Si strinse nelle braccia conserte, un po' il freddo e un po' di protezione dalle mani di Siwoo che si erano poggiate sui suoi avambracci. Sentì un brivido, ma non era quella scintilla di quando qualcuno ti tocca e sai che quel tocco lo aspetti con ansia. Era freddo e una sorta di disappunto. Come non fosse quello che il suo corpo aspettava e bramava, ma un ripiego, un orribile ripiego di cui Jimin si vergognava e di cui si incolpava allo specchio ogni volta che usciva con Siwoo.

«Tranquillo. Posso aspettarti quanto vuoi.»
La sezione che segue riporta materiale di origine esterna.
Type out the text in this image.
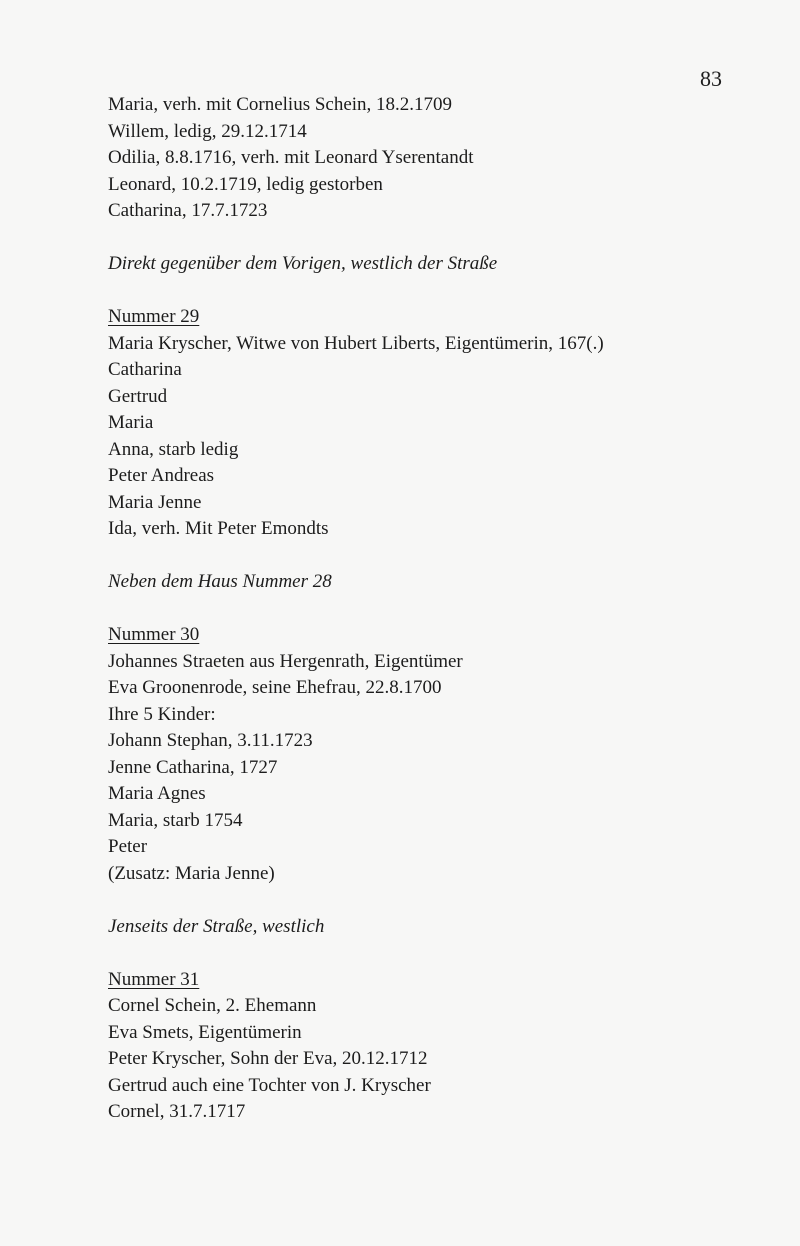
83
Maria, verh. mit Cornelius Schein, 18.2.1709
Willem, ledig, 29.12.1714
Odilia, 8.8.1716, verh. mit Leonard Yserentandt
Leonard, 10.2.1719, ledig gestorben
Catharina, 17.7.1723
Direkt gegenüber dem Vorigen, westlich der Straße
Nummer 29
Maria Kryscher, Witwe von Hubert Liberts, Eigentümerin, 167(.)
Catharina
Gertrud
Maria
Anna, starb ledig
Peter Andreas
Maria Jenne
Ida, verh. Mit Peter Emondts
Neben dem Haus Nummer 28
Nummer 30
Johannes Straeten aus Hergenrath, Eigentümer
Eva Groonenrode, seine Ehefrau, 22.8.1700
Ihre 5 Kinder:
Johann Stephan, 3.11.1723
Jenne Catharina, 1727
Maria Agnes
Maria, starb 1754
Peter
(Zusatz: Maria Jenne)
Jenseits der Straße, westlich
Nummer 31
Cornel Schein, 2. Ehemann
Eva Smets, Eigentümerin
Peter Kryscher, Sohn der Eva, 20.12.1712
Gertrud auch eine Tochter von J. Kryscher
Cornel, 31.7.1717
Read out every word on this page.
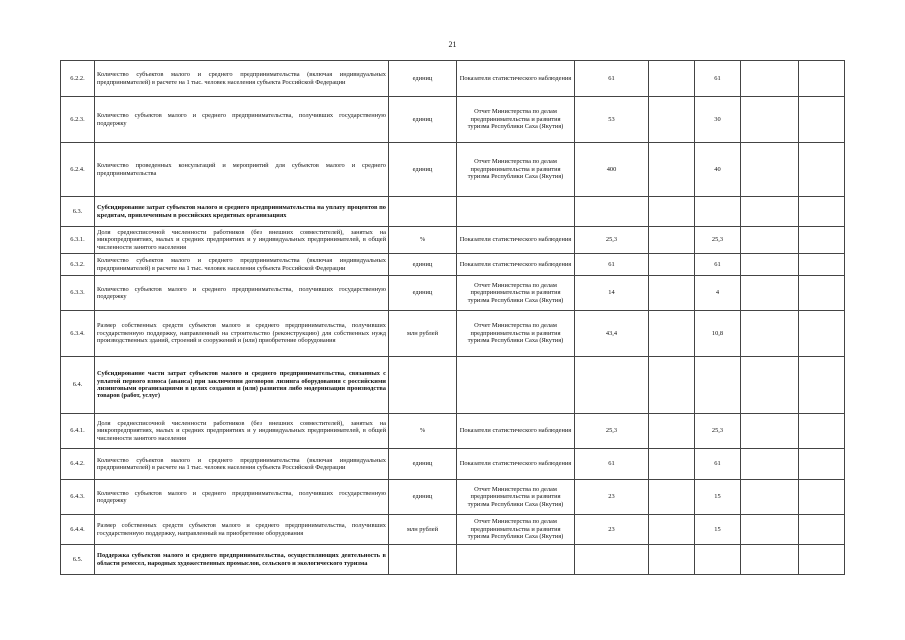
21
6.2.2.	Количество субъектов малого и среднего предпринимательства (включая индивидуальных предпринимателей) в расчете на 1 тыс. человек населения субъекта Российской Федерации	единиц	Показатели статистического наблюдения	61		61		
6.2.3.	Количество субъектов малого и среднего предпринимательства, получивших государственную поддержку	единиц	Отчет Министерства по делам предпринимательства и развития туризма Республики Саха (Якутия)	53		30		
6.2.4.	Количество проведенных консультаций и мероприятий для субъектов малого и среднего предпринимательства	единиц	Отчет Министерства по делам предпринимательства и развития туризма Республики Саха (Якутия)	400		40		
6.3.	Субсидирование затрат субъектов малого и среднего предпринимательства на уплату процентов по кредитам, привлеченным в российских кредитных организациях							
6.3.1.	Доля среднесписочной численности работников (без внешних совместителей), занятых на микропредприятиях, малых и средних предприятиях и у индивидуальных предпринимателей, в общей численности занятого населения	%	Показатели статистического наблюдения	25,3		25,3		
6.3.2.	Количество субъектов малого и среднего предпринимательства (включая индивидуальных предпринимателей) в расчете на 1 тыс. человек населения субъекта Российской Федерации	единиц	Показатели статистического наблюдения	61		61		
6.3.3.	Количество субъектов малого и среднего предпринимательства, получивших государственную поддержку	единиц	Отчет Министерства по делам предпринимательства и развития туризма Республики Саха (Якутия)	14		4		
6.3.4.	Размер собственных средств субъектов малого и среднего предпринимательства, получивших государственную поддержку, направленный на строительство (реконструкцию) для собственных нужд производственных зданий, строений и сооружений и (или) приобретение оборудования	млн рублей	Отчет Министерства по делам предпринимательства и развития туризма Республики Саха (Якутия)	43,4		10,8		
6.4.	Субсидирование части затрат субъектов малого и среднего предпринимательства, связанных с уплатой первого взноса (аванса) при заключении договоров лизинга оборудования с российскими лизинговыми организациями в целях создания и (или) развития либо модернизации производства товаров (работ, услуг)							
6.4.1.	Доля среднесписочной численности работников (без внешних совместителей), занятых на микропредприятиях, малых и средних предприятиях и у индивидуальных предпринимателей, в общей численности занятого населения	%	Показатели статистического наблюдения	25,3		25,3		
6.4.2.	Количество субъектов малого и среднего предпринимательства (включая индивидуальных предпринимателей) в расчете на 1 тыс. человек населения субъекта Российской Федерации	единиц	Показатели статистического наблюдения	61		61		
6.4.3.	Количество субъектов малого и среднего предпринимательства, получивших государственную поддержку	единиц	Отчет Министерства по делам предпринимательства и развития туризма Республики Саха (Якутия)	23		15		
6.4.4.	Размер собственных средств субъектов малого и среднего предпринимательства, получивших государственную поддержку, направленный на приобретение оборудования	млн рублей	Отчет Министерства по делам предпринимательства и развития туризма Республики Саха (Якутия)	23		15		
6.5.	Поддержка субъектов малого и среднего предпринимательства, осуществляющих деятельность в области ремесел, народных художественных промыслов, сельского и экологического туризма							
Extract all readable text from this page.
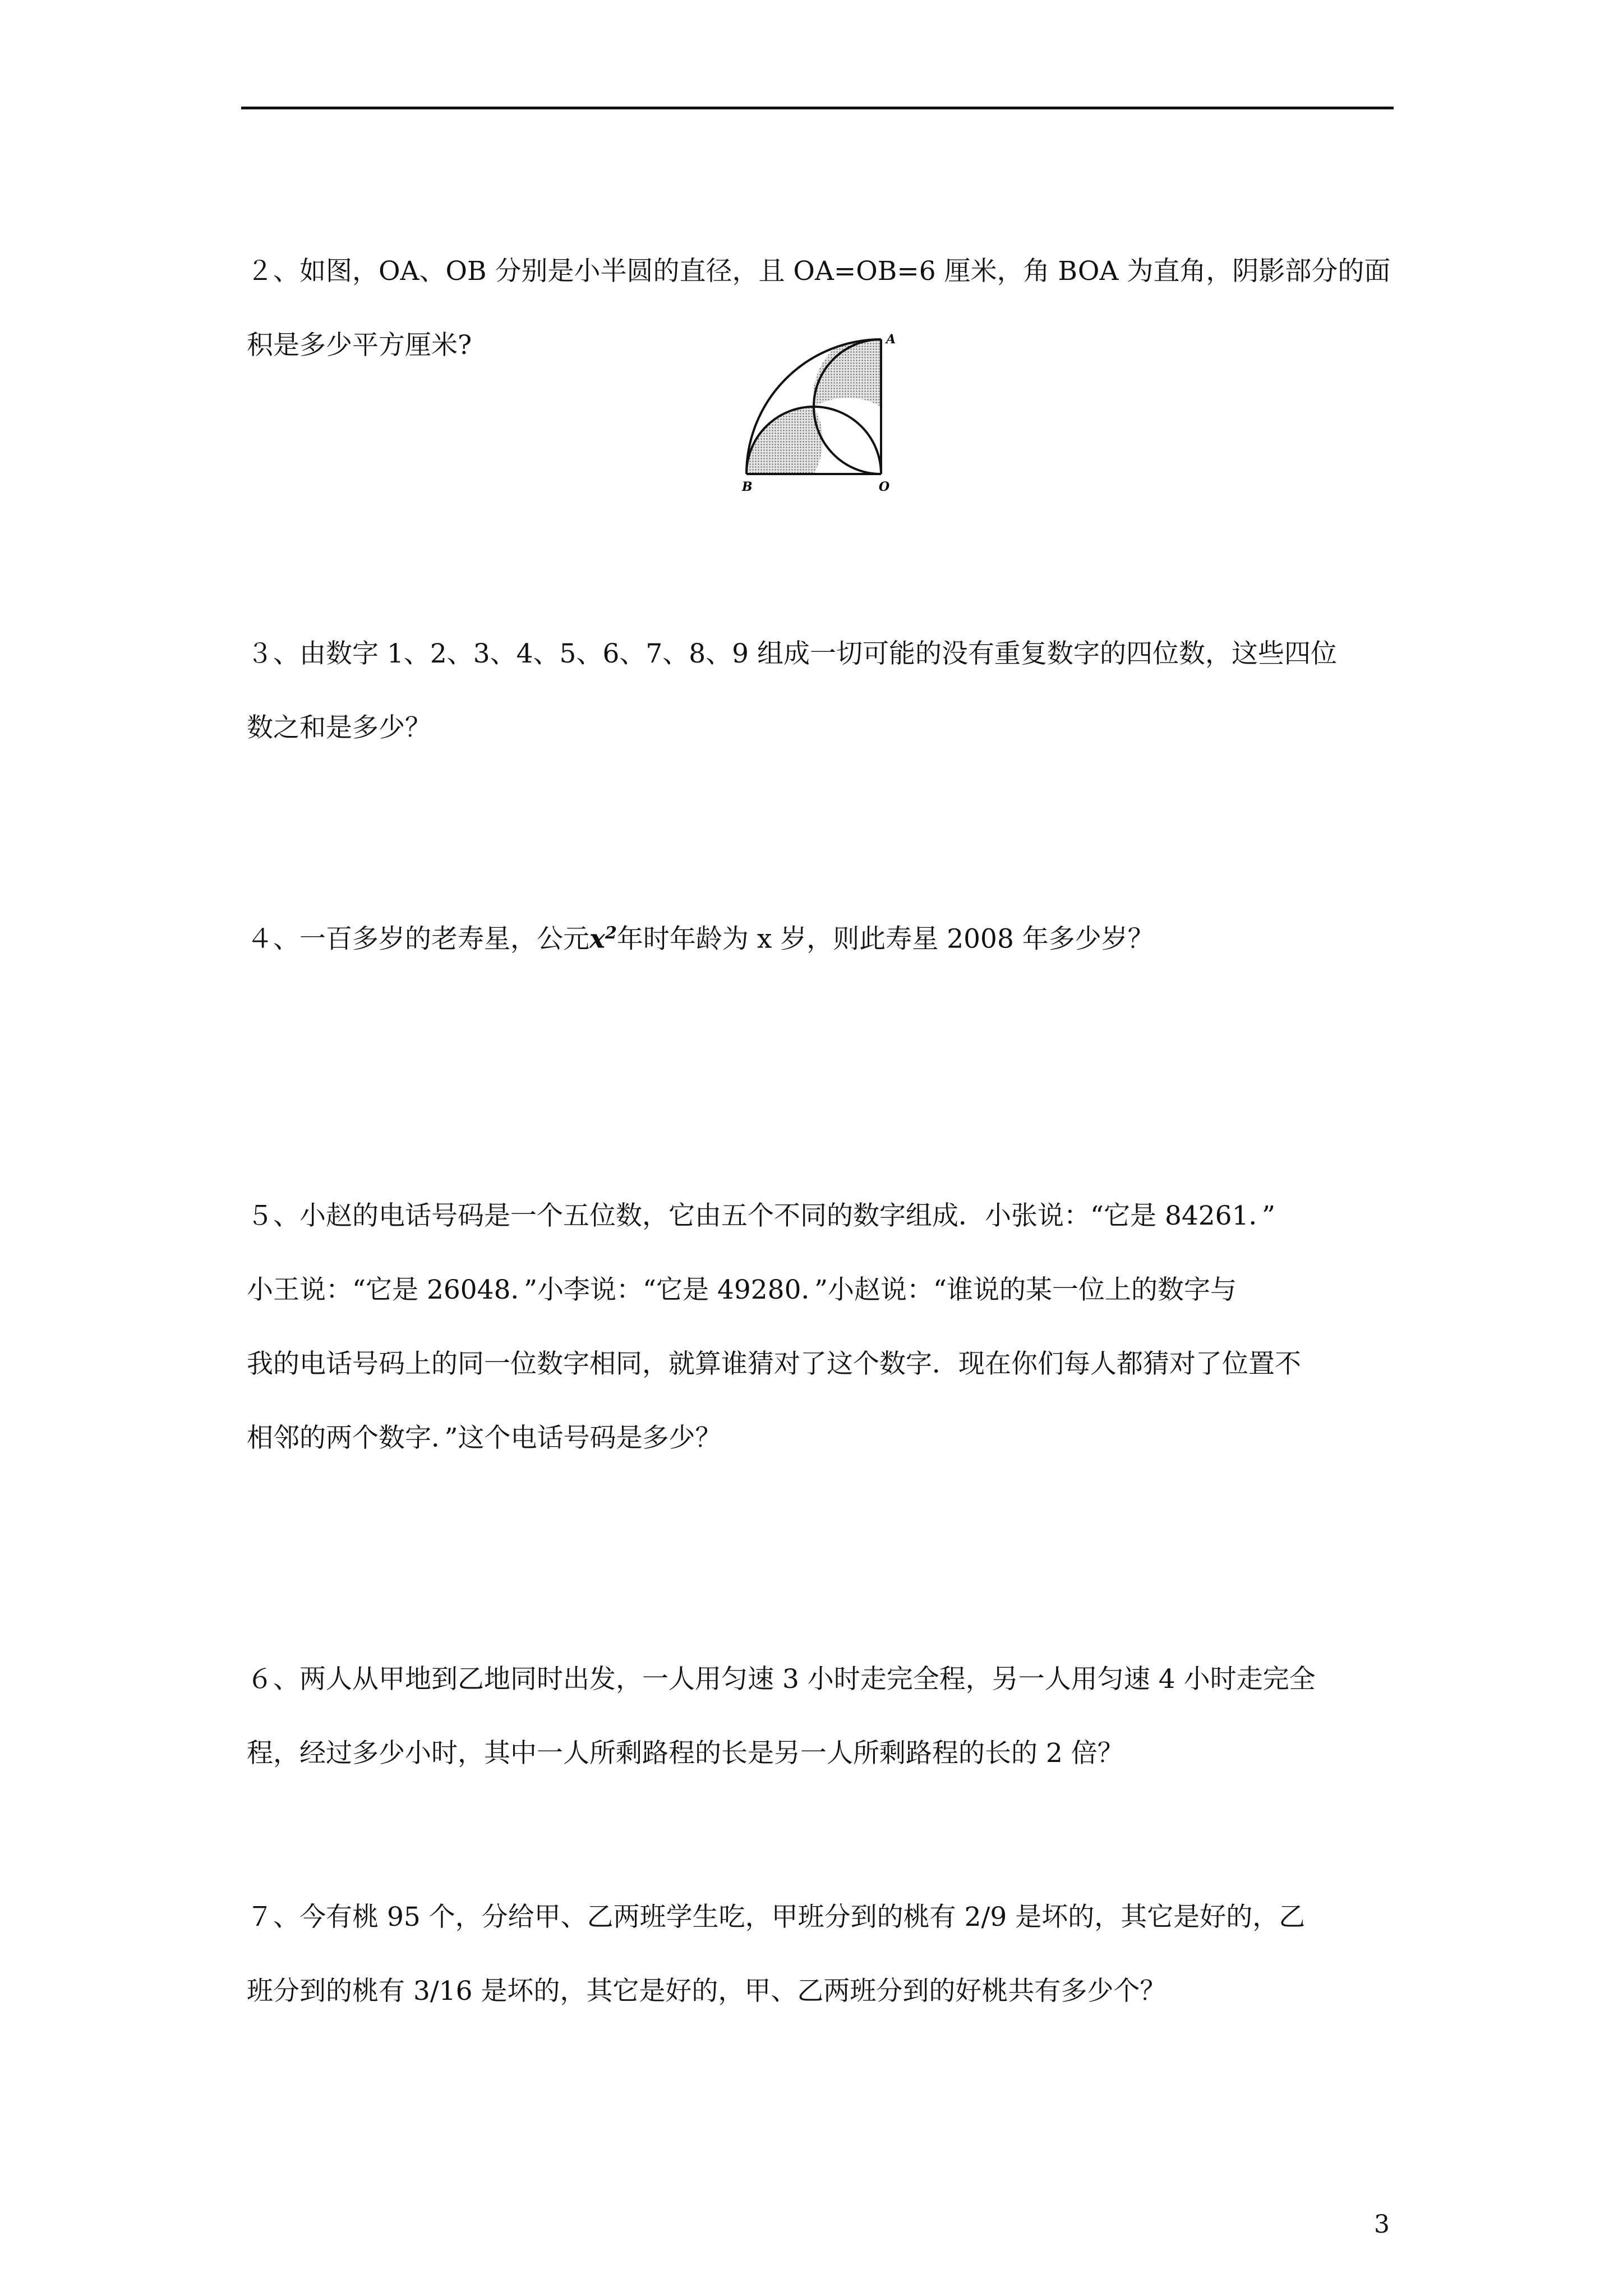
２、如图，OA、OB 分别是小半圆的直径，且 OA=OB=6 厘米，角 BOA 为直角，阴影部分的面
积是多少平方厘米?	A
B	O
３、由数字 1、2、3、4、5、6、7、8、9 组成一切可能的没有重复数字的四位数，这些四位
数之和是多少？
４、一百多岁的老寿星，公元$x^2$年时年龄为 x 岁，则此寿星 2008 年多少岁？
５、小赵的电话号码是一个五位数，它由五个不同的数字组成．小张说：“它是 84261．”
小王说：“它是 26048．”小李说：“它是 49280．”小赵说：“谁说的某一位上的数字与
我的电话号码上的同一位数字相同，就算谁猜对了这个数字．现在你们每人都猜对了位置不
相邻的两个数字．”这个电话号码是多少？
６、两人从甲地到乙地同时出发，一人用匀速 3 小时走完全程，另一人用匀速 4 小时走完全
程，经过多少小时，其中一人所剩路程的长是另一人所剩路程的长的 2 倍？
７、今有桃 95 个，分给甲、乙两班学生吃，甲班分到的桃有 2/9 是坏的，其它是好的，乙
班分到的桃有 3/16 是坏的，其它是好的，甲、乙两班分到的好桃共有多少个？
3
Era così dolce eppure così sbagliato. Jimin gli sorrise un po' di più e Siwoo si piegò leggermente per lasciargli un leggero bacio sulle labbra, che rimasero ferme, come inermi, come ghiacciai gelidi in cui sono rinchiusi i segreti di milioni di anni fa. Siwoo gli carezzò leggermente una gota fredda e poi si riavviò verso la sua macchina, aprendo la portiera prima di girarsi verso Jimin e salutarlo con la mano. Jimin lo guardò andare via, i fanali posteriori della macchina che si mescolavano con il paesaggio e divenivano puntini rossi, per poi sparire. Sospirò e infilò con lentezza la chiave nella toppa, improvvisamente privo di ogni energia, come svuotato.

«Ma che dolci.»

Jimin quasi saltò dallo spavento. Si girò per capire da dove provenisse e vide una figura che avanzava lenta nell'ombra, una sigaretta che veniva buttata a terra e le mani che andavano a finire nelle tasche, la camminata quasi svogliata. Il lampione illuminò lentamente i suoi pantaloni larghi, la sua giacca di pelle e infine il suo volto perlaceo, i capelli sbarazzini e l'espressione quasi neutra, il resto del fumo che lasciava la sua bocca a circondarlo. Jimin lesse nei suoi occhi del fastidio e sentì il cuore che tremava e sbatteva con lo sterno, incapace di stare fermo. Yoongi si fermò a poca distanza da lui e Jimin decise di abbandonare la chiave infilata per metà nella toppa del cancello, tentando di apparire sicuro di sé.